While many of his professional endeavors have included efforts to advocate for mental health within Colorado courts, Shamis said he has worked closely with the Hope Center in Eagle County and hopes to continue doing so in his new role. 

In his time working within the Lake County Court, Shamis said he made waves through programs such as his pilot program, which encourages more diversity within legal representation. The pilot program operates out of the 5th and 9th Judicial Districts and specifically aims to attract Latino attorneys to allow the demographics of the local legal community to better reflect the community. 

“(The pilot program) was so successful,” Shamis said. “There are several other judicial districts that are following in our path, so I’m really proud of that.”

Another program Shamis helped spearhead during his Lake County tenure was the concierge program. which allowed for Lake County residents to come into the courthouse for help with any problems they had. Whether the problems were court-involved or not, people were welcome to come into the courthouse and get help in whatever ways court concierges were able to provide it. Namely, Shamis said the concierge program can help Lake County community members find assistance amid housing pressures. 
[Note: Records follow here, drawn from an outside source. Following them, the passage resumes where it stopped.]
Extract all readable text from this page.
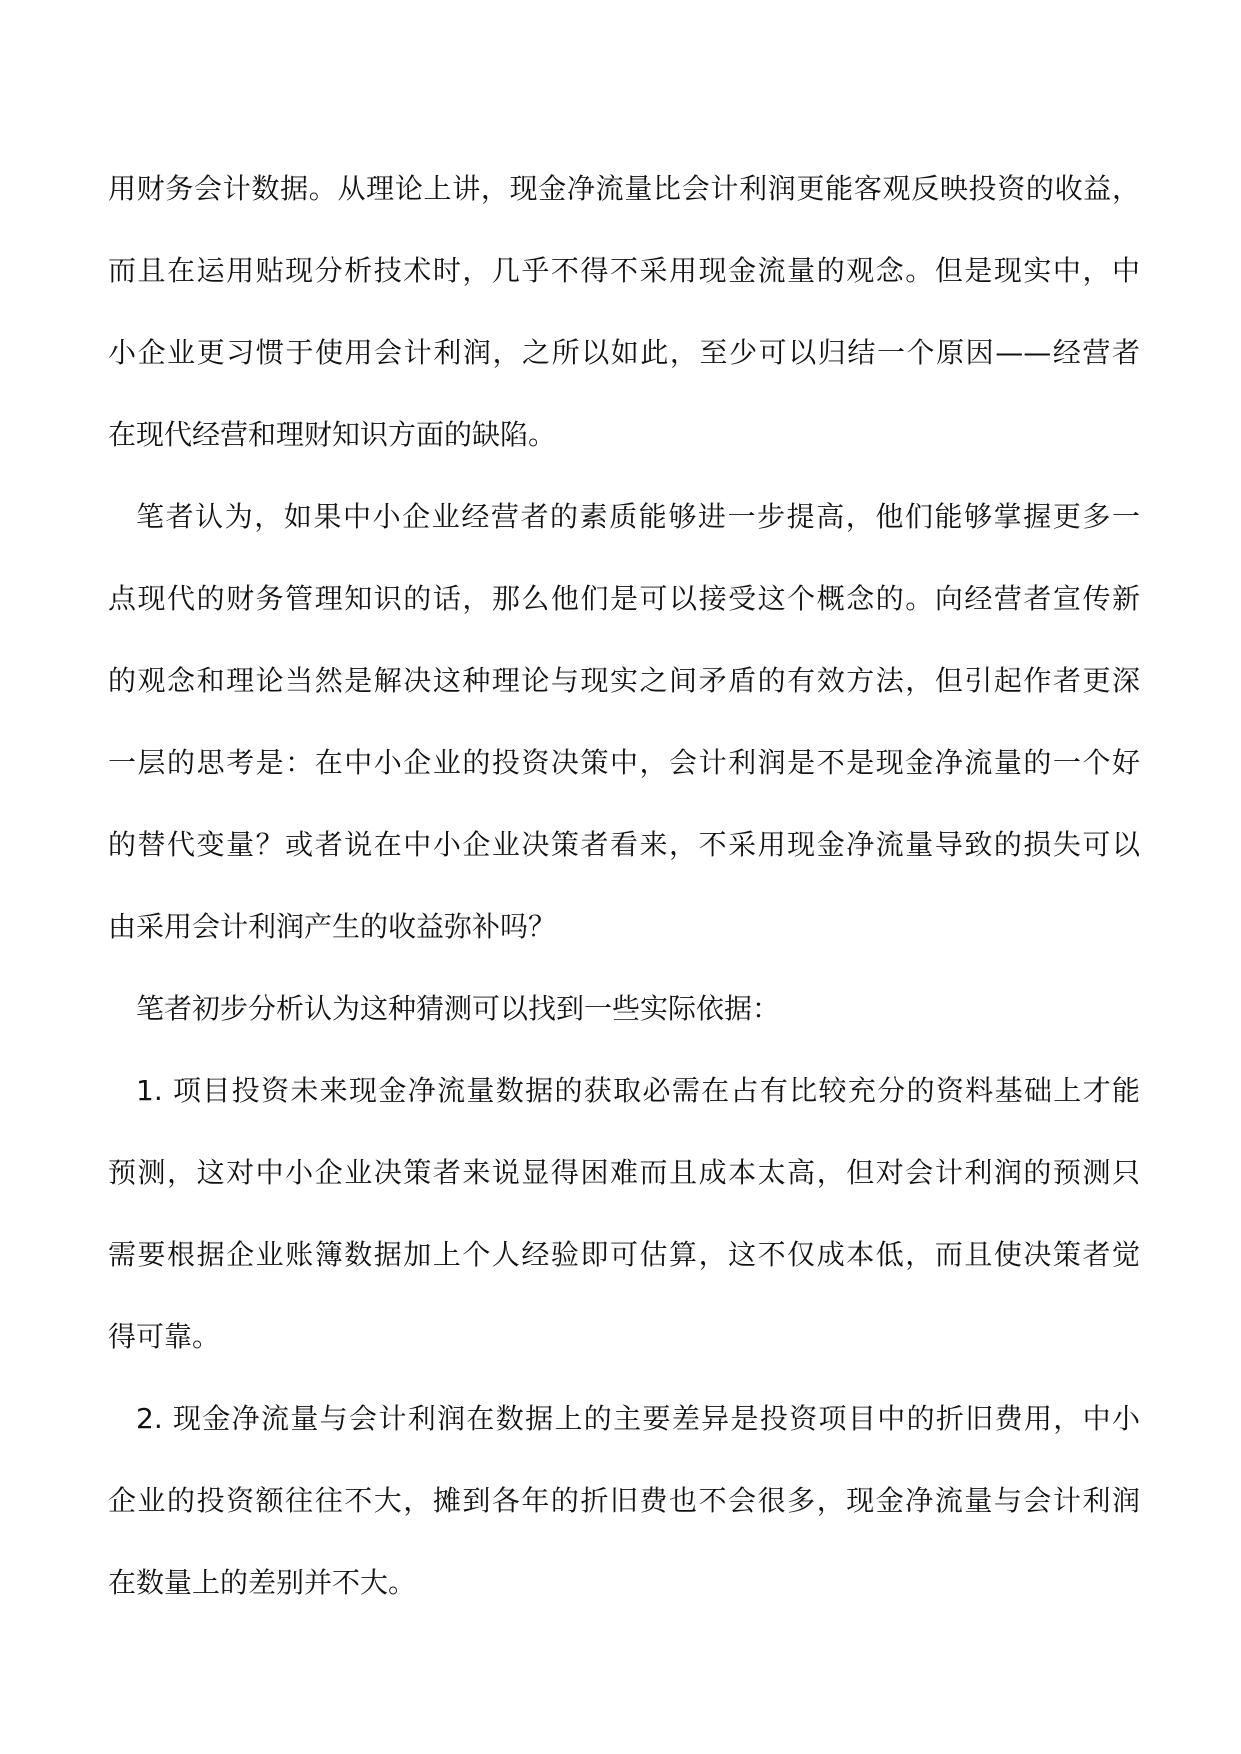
用财务会计数据。从理论上讲，现金净流量比会计利润更能客观反映投资的收益，

而且在运用贴现分析技术时，几乎不得不采用现金流量的观念。但是现实中，中

小企业更习惯于使用会计利润，之所以如此，至少可以归结一个原因——经营者

在现代经营和理财知识方面的缺陷。

笔者认为，如果中小企业经营者的素质能够进一步提高，他们能够掌握更多一

点现代的财务管理知识的话，那么他们是可以接受这个概念的。向经营者宣传新

的观念和理论当然是解决这种理论与现实之间矛盾的有效方法，但引起作者更深

一层的思考是：在中小企业的投资决策中，会计利润是不是现金净流量的一个好

的替代变量？或者说在中小企业决策者看来，不采用现金净流量导致的损失可以

由采用会计利润产生的收益弥补吗？

笔者初步分析认为这种猜测可以找到一些实际依据：

1. 项目投资未来现金净流量数据的获取必需在占有比较充分的资料基础上才能

预测，这对中小企业决策者来说显得困难而且成本太高，但对会计利润的预测只

需要根据企业账簿数据加上个人经验即可估算，这不仅成本低，而且使决策者觉

得可靠。

2. 现金净流量与会计利润在数据上的主要差异是投资项目中的折旧费用，中小

企业的投资额往往不大，摊到各年的折旧费也不会很多，现金净流量与会计利润

在数量上的差别并不大。
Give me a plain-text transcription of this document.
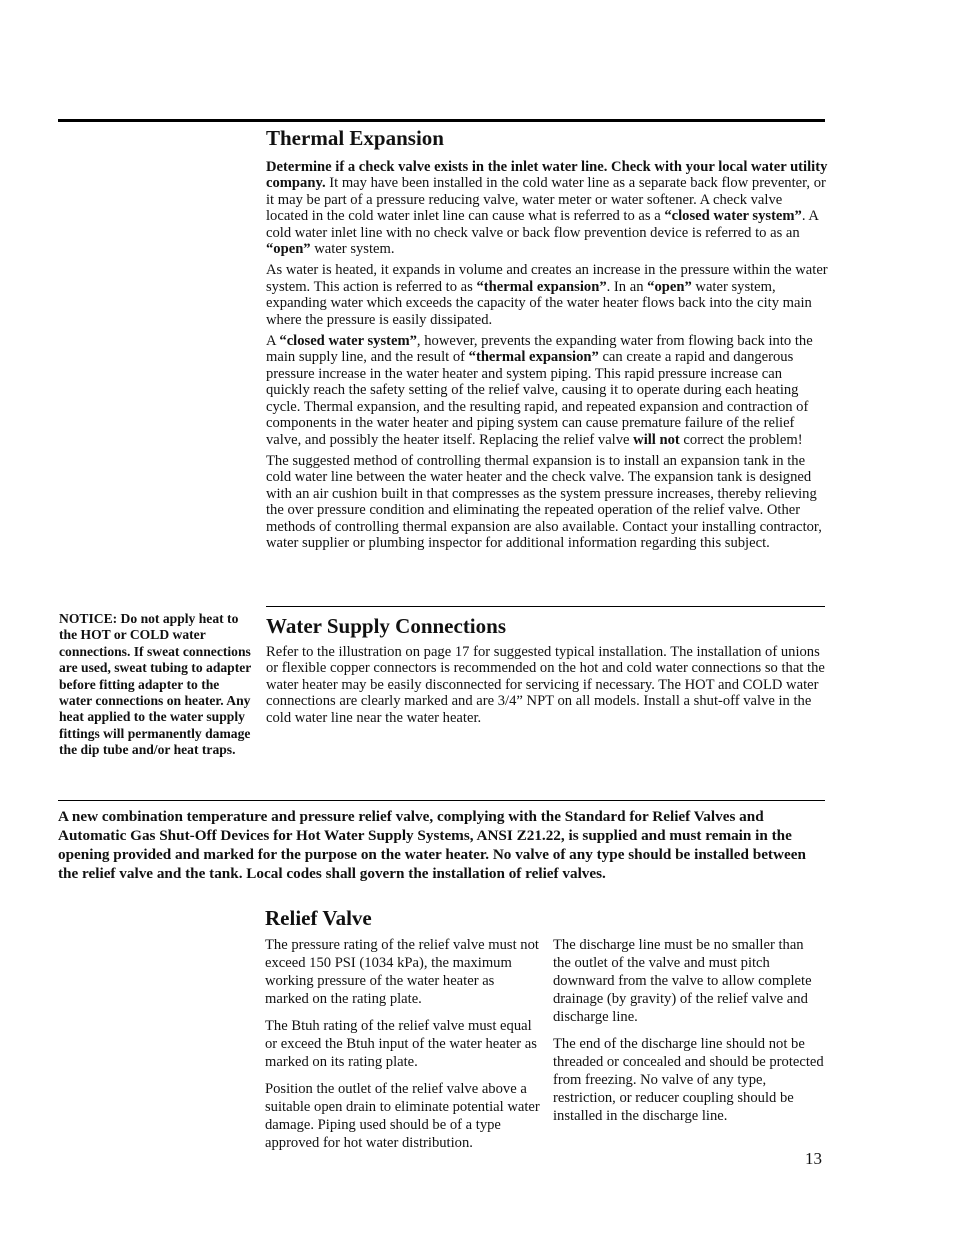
Thermal Expansion

Determine if a check valve exists in the inlet water line. Check with your local water utility company. It may have been installed in the cold water line as a separate back flow preventer, or it may be part of a pressure reducing valve, water meter or water softener. A check valve located in the cold water inlet line can cause what is referred to as a “closed water system”. A cold water inlet line with no check valve or back flow prevention device is referred to as an “open” water system.

As water is heated, it expands in volume and creates an increase in the pressure within the water system. This action is referred to as “thermal expansion”. In an “open” water system, expanding water which exceeds the capacity of the water heater flows back into the city main where the pressure is easily dissipated.

A “closed water system”, however, prevents the expanding water from flowing back into the main supply line, and the result of “thermal expansion” can create a rapid and dangerous pressure increase in the water heater and system piping. This rapid pressure increase can quickly reach the safety setting of the relief valve, causing it to operate during each heating cycle. Thermal expansion, and the resulting rapid, and repeated expansion and contraction of components in the water heater and piping system can cause premature failure of the relief valve, and possibly the heater itself. Replacing the relief valve will not correct the problem!

The suggested method of controlling thermal expansion is to install an expansion tank in the cold water line between the water heater and the check valve. The expansion tank is designed with an air cushion built in that compresses as the system pressure increases, thereby relieving the over pressure condition and eliminating the repeated operation of the relief valve. Other methods of controlling thermal expansion are also available. Contact your installing contractor, water supplier or plumbing inspector for additional information regarding this subject.

NOTICE: Do not apply heat to the HOT or COLD water connections. If sweat connections are used, sweat tubing to adapter before fitting adapter to the water connections on heater. Any heat applied to the water supply fittings will permanently damage the dip tube and/or heat traps.

Water Supply Connections

Refer to the illustration on page 17 for suggested typical installation. The installation of unions or flexible copper connectors is recommended on the hot and cold water connections so that the water heater may be easily disconnected for servicing if necessary. The HOT and COLD water connections are clearly marked and are 3/4” NPT on all models. Install a shut-off valve in the cold water line near the water heater.

A new combination temperature and pressure relief valve, complying with the Standard for Relief Valves and Automatic Gas Shut-Off Devices for Hot Water Supply Systems, ANSI Z21.22, is supplied and must remain in the opening provided and marked for the purpose on the water heater. No valve of any type should be installed between the relief valve and the tank. Local codes shall govern the installation of relief valves.

Relief Valve

The pressure rating of the relief valve must not exceed 150 PSI (1034 kPa), the maximum working pressure of the water heater as marked on the rating plate.

The Btuh rating of the relief valve must equal or exceed the Btuh input of the water heater as marked on its rating plate.

Position the outlet of the relief valve above a suitable open drain to eliminate potential water damage. Piping used should be of a type approved for hot water distribution.

The discharge line must be no smaller than the outlet of the valve and must pitch downward from the valve to allow complete drainage (by gravity) of the relief valve and discharge line.

The end of the discharge line should not be threaded or concealed and should be protected from freezing. No valve of any type, restriction, or reducer coupling should be installed in the discharge line.

13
Shamis said he hopes to deepen and expand the roots he already has in Eagle County. 

Before he became a judge, Shamis practiced law in Avon for about 25 years. While his most recent position was in Leadville, Shamis said his Eagle County connections and passion are still going strong. 

However, his time elsewhere — such as on the Lake County court bench — allowed him to expand his horizons and connect to other communities he now presides over.

“I care deeply about this community, the entire district,” Shamis said.